••••
Di sebuah ruangan gelap, banyak darah yang sudah mengering, seorang pria duduk di sebuah kursi dengan kaki ditaruh diatas paha menghembuskan asap rokoknya. Tak memperdulikan suara teriakan juga mohonan seseorang.
"Arghhh!"suara teriakan terdengar di ruangan itu namun bagi dia adalah suara yang merdu, dia menyukainya.
Tak lama dia membuang puntung rokoknya tak lupa menginjaknya, kemudian berjalan mendekati pria telah disiksa oleh anak buahnya.
"Does it taste good, hm?"tanya pria itu sembari berjongkok. Ia menatap pria diikat rantai dengan badan dan wajah dipenuhi oleh darah.
Pria ditanya malah menatap benci padanya kemudian meludahinya namun sayangnya tidak kena karena yang dirinya ludahi langsung berdiri dan sedikit mundur.
"Woahh, santai, apakah anda emosi?"tanya pria itu lagi dengan nada mengejek, sengaja.
"Tuan Aldrich Jayden Wheeler, saya tau anda punya kuasa"ucap Kevin.
Pria disebut nama lengkapnyanya itu memiringkan kepalanya. "Terus?"
"Setelah saya dibunuh, sampai kapan pun Anda tak akan bisa menemukan keberadaan Elle, dan Elle akan membenci anda jika tahu anda menyiksa saya"ucapan Kevin membuat Aldrich mengepalkan tangannya kemudian kembali berjongkok dihadapan Kevin.
"Terus? Apakah saya perlu berlutut dihadapan anda agar saya menemukan keberadaan Elle? Cih, tanpa bantuan anda saya bisa menemukannya sendiri, dan kenapa Elle sampai kabur jika dia masih menyukai anda?"gumam Aldrich namun masih dapat didengar dengan jelas Kevin.
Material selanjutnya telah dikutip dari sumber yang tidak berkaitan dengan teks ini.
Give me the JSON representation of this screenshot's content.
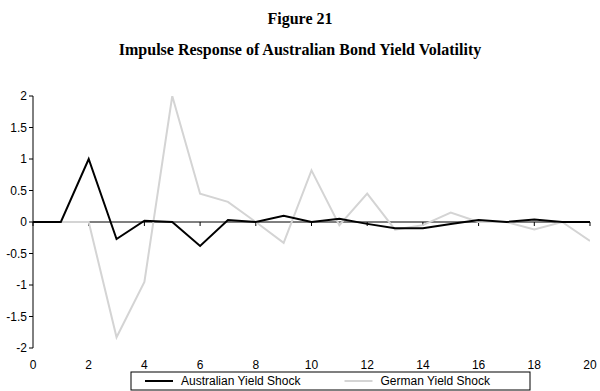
{
  "chart_data": {
    "type": "line",
    "title": "Figure 21",
    "subtitle": "Impulse Response of Australian Bond Yield Volatility",
    "x": [
      0,
      1,
      2,
      3,
      4,
      5,
      6,
      7,
      8,
      9,
      10,
      11,
      12,
      13,
      14,
      15,
      16,
      17,
      18,
      19,
      20
    ],
    "series": [
      {
        "name": "Australian Yield Shock",
        "color": "#000000",
        "values": [
          0,
          0,
          1,
          -0.27,
          0.02,
          0,
          -0.38,
          0.03,
          0,
          0.1,
          0,
          0.05,
          -0.03,
          -0.1,
          -0.1,
          -0.03,
          0.03,
          0,
          0.04,
          0,
          0
        ]
      },
      {
        "name": "German Yield Shock",
        "color": "#d4d4d4",
        "values": [
          0,
          0,
          0,
          -1.83,
          -0.95,
          2.0,
          0.45,
          0.32,
          0,
          -0.33,
          0.82,
          -0.05,
          0.45,
          -0.12,
          -0.05,
          0.15,
          0,
          0,
          -0.12,
          0,
          -0.3
        ]
      }
    ],
    "xlim": [
      0,
      20
    ],
    "xticks": [
      0,
      2,
      4,
      6,
      8,
      10,
      12,
      14,
      16,
      18,
      20
    ],
    "ylim": [
      -2,
      2
    ],
    "yticks": [
      -2,
      -1.5,
      -1,
      -0.5,
      0,
      0.5,
      1,
      1.5,
      2
    ],
    "grid": false,
    "legend": "bottom"
  }
}
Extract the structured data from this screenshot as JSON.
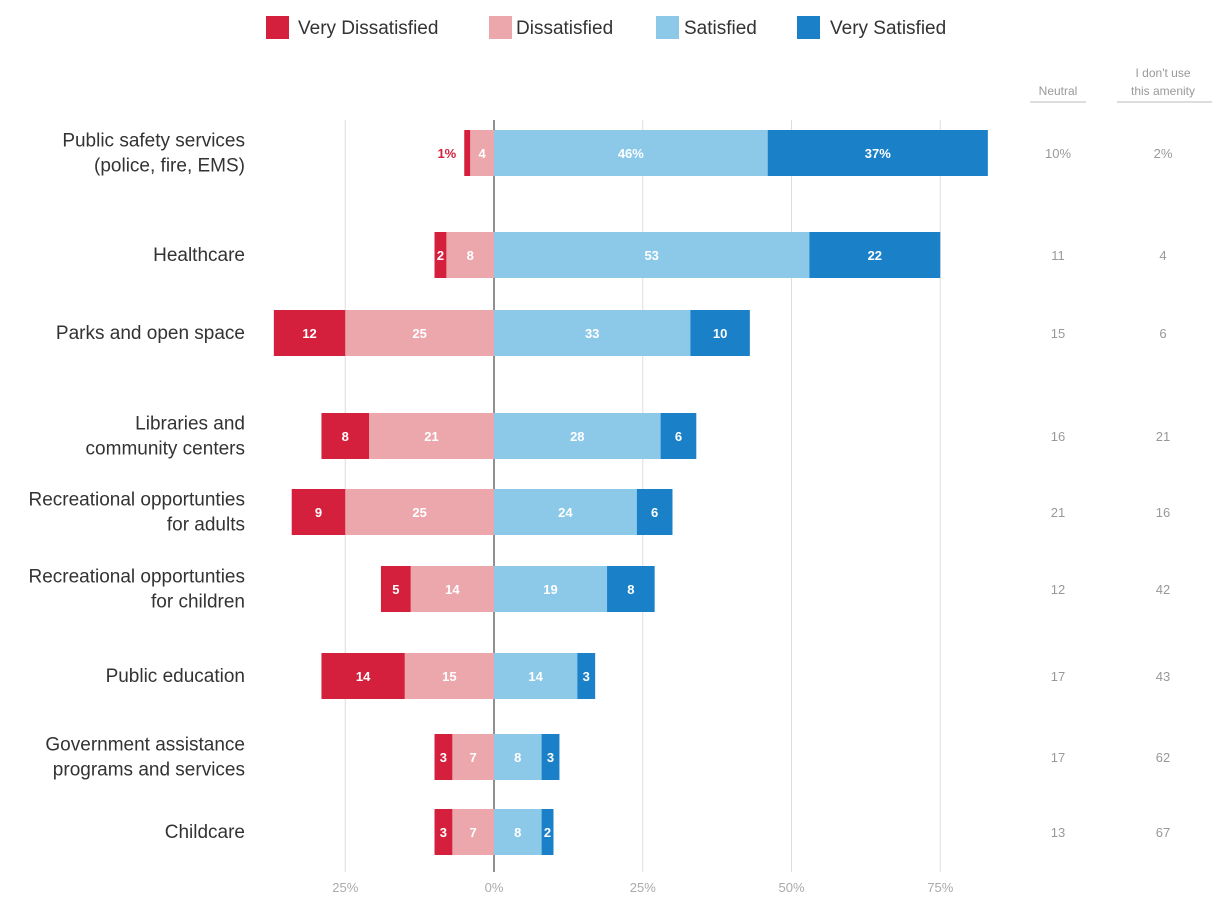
{
  "legend": [
    {
      "name": "Very Dissatisfied",
      "color": "#d4203c"
    },
    {
      "name": "Dissatisfied",
      "color": "#eca7ad"
    },
    {
      "name": "Satisfied",
      "color": "#8cc8e8"
    },
    {
      "name": "Very Satisfied",
      "color": "#1a80c8"
    }
  ],
  "side_headers": {
    "neutral": "Neutral",
    "no_use_line1": "I don't use",
    "no_use_line2": "this amenity"
  },
  "chart_data": {
    "type": "bar",
    "orientation": "horizontal-diverging",
    "categories": [
      [
        "Public safety services",
        "(police, fire, EMS)"
      ],
      [
        "Healthcare"
      ],
      [
        "Parks and open space"
      ],
      [
        "Libraries and",
        "community centers"
      ],
      [
        "Recreational opportunties",
        "for adults"
      ],
      [
        "Recreational opportunties",
        "for children"
      ],
      [
        "Public education"
      ],
      [
        "Government assistance",
        "programs and services"
      ],
      [
        "Childcare"
      ]
    ],
    "series": [
      {
        "name": "Very Dissatisfied",
        "values": [
          1,
          2,
          12,
          8,
          9,
          5,
          14,
          3,
          3
        ],
        "labels": [
          "1%",
          "2",
          "12",
          "8",
          "9",
          "5",
          "14",
          "3",
          "3"
        ]
      },
      {
        "name": "Dissatisfied",
        "values": [
          4,
          8,
          25,
          21,
          25,
          14,
          15,
          7,
          7
        ],
        "labels": [
          "4",
          "8",
          "25",
          "21",
          "25",
          "14",
          "15",
          "7",
          "7"
        ]
      },
      {
        "name": "Satisfied",
        "values": [
          46,
          53,
          33,
          28,
          24,
          19,
          14,
          8,
          8
        ],
        "labels": [
          "46%",
          "53",
          "33",
          "28",
          "24",
          "19",
          "14",
          "8",
          "8"
        ]
      },
      {
        "name": "Very Satisfied",
        "values": [
          37,
          22,
          10,
          6,
          6,
          8,
          3,
          3,
          2
        ],
        "labels": [
          "37%",
          "22",
          "10",
          "6",
          "6",
          "8",
          "3",
          "3",
          "2"
        ]
      }
    ],
    "neutral": [
      "10%",
      "11",
      "15",
      "16",
      "21",
      "12",
      "17",
      "17",
      "13"
    ],
    "no_use": [
      "2%",
      "4",
      "6",
      "21",
      "16",
      "42",
      "43",
      "62",
      "67"
    ],
    "xticks": [
      {
        "value": -25,
        "label": "25%"
      },
      {
        "value": 0,
        "label": "0%"
      },
      {
        "value": 25,
        "label": "25%"
      },
      {
        "value": 50,
        "label": "50%"
      },
      {
        "value": 75,
        "label": "75%"
      }
    ],
    "xlim": [
      -25,
      75
    ],
    "grid": true
  }
}
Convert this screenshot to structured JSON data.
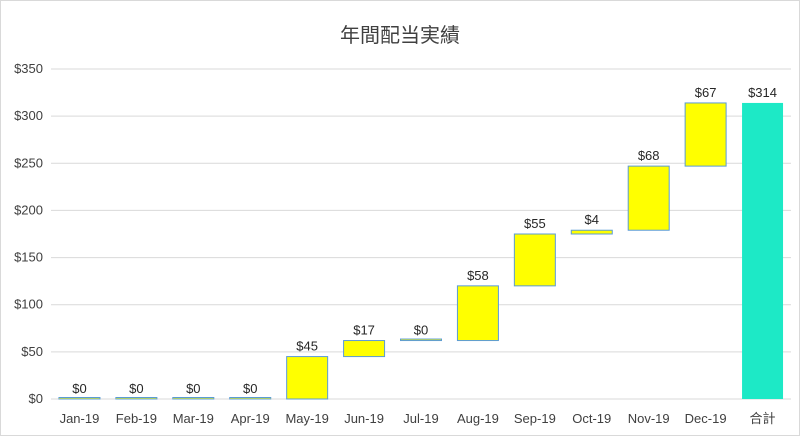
{
  "chart_data": {
    "type": "bar",
    "subtype": "waterfall",
    "title": "年間配当実績",
    "xlabel": "",
    "ylabel": "",
    "ylim": [
      0,
      350
    ],
    "yticks": [
      "$0",
      "$50",
      "$100",
      "$150",
      "$200",
      "$250",
      "$300",
      "$350"
    ],
    "ytick_values": [
      0,
      50,
      100,
      150,
      200,
      250,
      300,
      350
    ],
    "grid": true,
    "legend": "none",
    "categories": [
      "Jan-19",
      "Feb-19",
      "Mar-19",
      "Apr-19",
      "May-19",
      "Jun-19",
      "Jul-19",
      "Aug-19",
      "Sep-19",
      "Oct-19",
      "Nov-19",
      "Dec-19",
      "合計"
    ],
    "values": [
      0,
      0,
      0,
      0,
      45,
      17,
      0,
      58,
      55,
      4,
      68,
      67,
      314
    ],
    "is_total": [
      false,
      false,
      false,
      false,
      false,
      false,
      false,
      false,
      false,
      false,
      false,
      false,
      true
    ],
    "data_labels": [
      "$0",
      "$0",
      "$0",
      "$0",
      "$45",
      "$17",
      "$0",
      "$58",
      "$55",
      "$4",
      "$68",
      "$67",
      "$314"
    ],
    "colors": {
      "increase": "#ffff00",
      "increase_border": "#5b9bd5",
      "total": "#1de9c6",
      "grid": "#d9d9d9"
    }
  }
}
Aldrich berdiri kemudian berbalik badan meninggalkan tempat itu sebelum itu ia mengucapkan sesuatu lagi. "Jangan harap anda akan cepat di bunuh" itulah ucapan Aldrich sebelum benar benar pergi dari sana.
Kevin menatap punggung lelaki berjas hitam itu dengan tangan terkepal. Ia kemudian menyentak tangannya yang terikat rantai.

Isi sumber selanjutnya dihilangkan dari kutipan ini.